Roy Kent has grown so much from bottling things up and exploding that it’s reflected in his niece too. They didn’t have to do this, but he’s slowly starting to understand the importance of vulnerability and thus, working towards using it to help others as well. Plus, he got to grunt too, he’s done his due diligence.
It’s A Wonderful Life, indeed
“To the family we’re born with, and to the family we make along the way” is Ted Lasso’s “Remember no man is a failure who has a friends.” The final shot of the episode with Ted and Rebecca singing outside of Higgins’ largest gathering yet is what I’d like to call a cinematic masterpiece. This is the show in a nutshell—a celebration of humanity and a celebration of found families.
Higgins’ door has always been open, but this year especially, the team has truly felt most like a family. They could have chosen not to join in even though they didn’t get to go home. Someone like Sam, for whom Christmas is reminiscent of colonization didn’t choose to go for the holiday, but because in truth, they are a family now. They are each other’s home away from home because they are the family they have chosen.

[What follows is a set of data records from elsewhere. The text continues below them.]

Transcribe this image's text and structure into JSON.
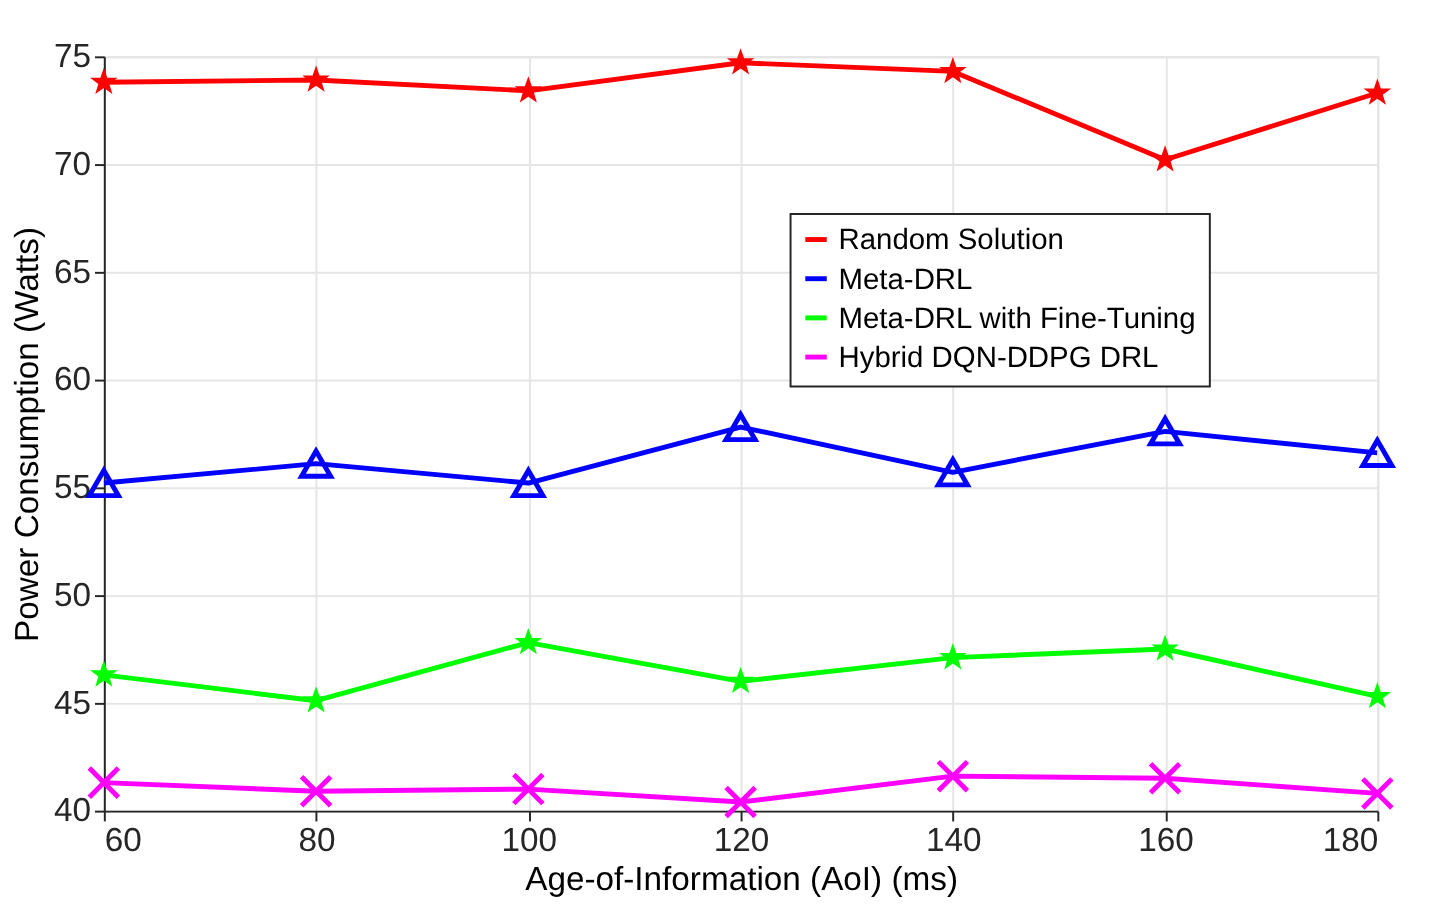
{
  "chart_data": {
    "type": "line",
    "xlabel": "Age-of-Information (AoI) (ms)",
    "ylabel": "Power Consumption (Watts)",
    "x": [
      60,
      80,
      100,
      120,
      140,
      160,
      180
    ],
    "series": [
      {
        "name": "Random Solution",
        "color": "#ff0000",
        "marker": "star",
        "values": [
          73.8,
          73.9,
          73.4,
          74.7,
          74.3,
          70.2,
          73.3
        ]
      },
      {
        "name": "Meta-DRL",
        "color": "#0000ff",
        "marker": "triangle",
        "values": [
          55.2,
          56.1,
          55.2,
          57.8,
          55.7,
          57.6,
          56.6
        ]
      },
      {
        "name": "Meta-DRL with Fine-Tuning",
        "color": "#00ff00",
        "marker": "star",
        "values": [
          46.3,
          45.1,
          47.8,
          46.0,
          47.1,
          47.5,
          45.3
        ]
      },
      {
        "name": "Hybrid DQN-DDPG DRL",
        "color": "#ff00ff",
        "marker": "cross",
        "values": [
          41.3,
          40.9,
          41.0,
          40.4,
          41.6,
          41.5,
          40.8
        ]
      }
    ],
    "xlim": [
      60,
      180
    ],
    "xticks": [
      60,
      80,
      100,
      120,
      140,
      160,
      180
    ],
    "ylim": [
      40,
      75
    ],
    "yticks": [
      40,
      45,
      50,
      55,
      60,
      65,
      70,
      75
    ],
    "grid": true,
    "legend": "top right",
    "line_style": "solid"
  }
}
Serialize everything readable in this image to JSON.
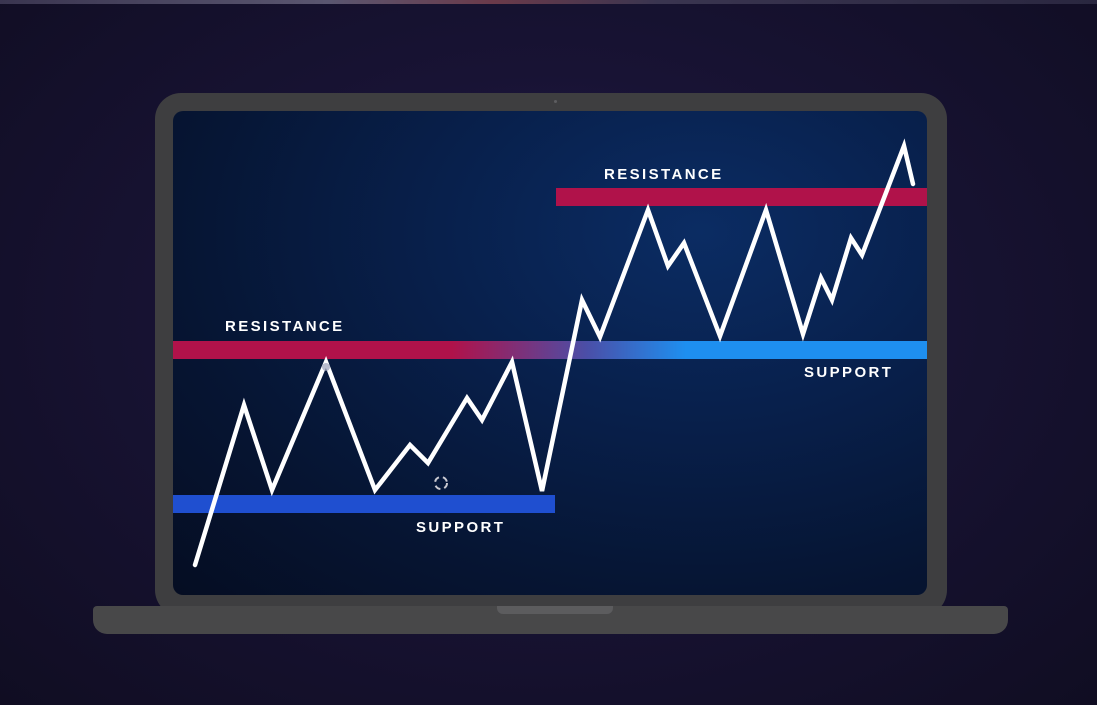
{
  "labels": {
    "resistance_lower": "RESISTANCE",
    "resistance_upper": "RESISTANCE",
    "support_lower": "SUPPORT",
    "support_upper": "SUPPORT"
  },
  "colors": {
    "resistance": "#b0124a",
    "support_lower": "#1f4fd0",
    "support_upper": "#1e8ff0",
    "price_line": "#ffffff"
  }
}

Team Richmond is no longer just a professional football team, it’s a family. It’s people from different backgrounds, beliefs, and characteristics all united by a love that’s made them stronger.
Ted Lasso isn’t the only George Bailey. Today, there is a version of him inside all of them because they are each irreplaceable pieces of a puzzle who’ve impacted each other by the love and kindness they’ve shown. They’ve grown stronger because of their shared vulnerabilities, their selfless sacrifices, and their unwavering adoration that in spite of hard times has ceaselessly lingered.
“Carol of the Bells” is an inexpressibly magical episode that not only pays homage to classic films, but it showcases just how important everyone’s joy and place in the world is.
Ted Talks and Further Thoughts
- DID ANYONE ELSE SCREAM AT THE CHRISTMAS THEMED RED AND GREEN OPENING? I DID. I AM NOW. INGENIOUS.
- “Mom! There are two white people at the door and they’re smiling!”
- “Where does Bernard live?” “You’re not going to go beat up a little kid.” “Why not?” It’s the way that Roy was actually serious in questioning this that had me cackling for hours on end.
- Using the surfboard as a table extension was everything I didn’t know I needed to see. Too pure.
- “God bless me, everyone.” Oh, Jamie. Doesn’t understand how Secret Santa works and can’t properly quote A Christmas Carol. But we love him anyway. Also, where did he spend Christmas? With his father? How was that? We need to know.
- It’s a shame Ted’s mini dart board wasn’t working properly because it’s an A+, the thought that counts, kind of gift.
- “Did one of the paw patrol dogs die?” Once again, Roy Kent had the most hilarious lines in this episode.
- Rebecca’s obsession with Rachel Weisz and Daniel Craig? I get it.
- “Because science is real and it’s Christmas.” A little louder for the people in the back, please.
- Keeley with The Diamond Dogs before they parted ways for the holiday was perfection. As was Ted calling her a little magic pixie dust. (It’s great when you know Juno Temple played a fairy in Maleficent, but also, she is absolutely a perfect fairy.)
- Nate getting Ted a photo from their first win was precious until you realize he wrote all over Beard’s face and you’re not sure if you should laugh or be offended on his behalf.
- Beard and Jane broke up but they still went to a Pagan celebration together. Cool.
- The montage of each of them ringing doorbells at different locations was incredible.